新幹線で7セグメントLEDの表示器が採用されたのは、300系とこのE4系だけでしょうか。
出入口デッキと1階/2階へと向かう階段の真ん中には車内販売ワゴン用のエレベーターがあります。
1階部分から見るとこのような形に。
8号車・16号車へは、車いすをご利用の方が2階席に移動しやすいよう昇降装置が設置されています。
新幹線のなかに昇降装置がある時点で凄いですよね。。
3・7・11・15号車にはテレフォンカード式公衆電話が現存していましたが、サービスは終了しました。

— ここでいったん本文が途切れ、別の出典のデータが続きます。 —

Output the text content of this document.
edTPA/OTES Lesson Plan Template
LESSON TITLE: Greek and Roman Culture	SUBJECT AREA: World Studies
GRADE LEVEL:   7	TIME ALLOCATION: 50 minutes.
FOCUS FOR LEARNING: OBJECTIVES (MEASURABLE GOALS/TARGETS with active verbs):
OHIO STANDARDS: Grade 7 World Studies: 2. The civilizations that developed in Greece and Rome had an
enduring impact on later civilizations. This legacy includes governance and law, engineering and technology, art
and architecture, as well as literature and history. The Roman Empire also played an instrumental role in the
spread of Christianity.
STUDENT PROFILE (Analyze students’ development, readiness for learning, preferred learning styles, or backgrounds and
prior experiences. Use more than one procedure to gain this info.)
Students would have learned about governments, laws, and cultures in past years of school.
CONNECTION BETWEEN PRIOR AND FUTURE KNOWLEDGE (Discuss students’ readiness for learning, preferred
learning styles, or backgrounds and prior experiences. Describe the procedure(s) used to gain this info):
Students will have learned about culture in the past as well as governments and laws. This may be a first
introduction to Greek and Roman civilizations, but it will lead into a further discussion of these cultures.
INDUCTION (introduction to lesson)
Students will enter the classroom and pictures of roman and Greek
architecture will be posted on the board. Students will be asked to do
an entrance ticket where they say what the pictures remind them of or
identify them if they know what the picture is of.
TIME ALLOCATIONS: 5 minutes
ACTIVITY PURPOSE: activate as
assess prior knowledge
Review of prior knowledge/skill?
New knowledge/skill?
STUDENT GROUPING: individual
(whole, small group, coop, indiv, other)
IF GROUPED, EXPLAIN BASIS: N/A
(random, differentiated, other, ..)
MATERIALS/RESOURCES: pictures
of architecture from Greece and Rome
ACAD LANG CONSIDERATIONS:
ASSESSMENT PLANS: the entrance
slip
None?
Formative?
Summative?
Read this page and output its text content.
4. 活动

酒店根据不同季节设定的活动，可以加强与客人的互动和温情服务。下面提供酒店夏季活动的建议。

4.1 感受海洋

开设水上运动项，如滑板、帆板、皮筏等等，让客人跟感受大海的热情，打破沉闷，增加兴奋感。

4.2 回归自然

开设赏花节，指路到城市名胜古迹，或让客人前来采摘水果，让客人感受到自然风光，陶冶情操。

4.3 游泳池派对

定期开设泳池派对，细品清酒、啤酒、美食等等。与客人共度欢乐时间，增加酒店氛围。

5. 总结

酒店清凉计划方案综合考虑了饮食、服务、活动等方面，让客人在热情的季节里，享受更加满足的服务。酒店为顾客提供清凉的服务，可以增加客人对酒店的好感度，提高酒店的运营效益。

営業はしていないものの車内販売スペース。レンタル式モバイルバッテリーの貸し出し装置のほか、
カメラのバッテリーがやばい…!ってときにも使える電源タップも置かれています。
車内販売をやめて少しでもサービス向上をしているのでしょうか。
ちなみに、車内販売スペースには、コーヒーメーカーやら無線装置などがそのまま残されています。
E4系「Max」は2021年10月1日定期運用撤退・その後引退予定
老朽化のため、上越新幹線で活躍しているE4系「Max」は2021年10月1日に定期運用撤退、その後団体運転ののち引退が決定しています。
2編成連結の16両で世界最大の座席定員を誇る高速列車、独特の車内を楽しみつつ残り僅かな2階建ての旅を楽しんでみてはいかがでしょうか。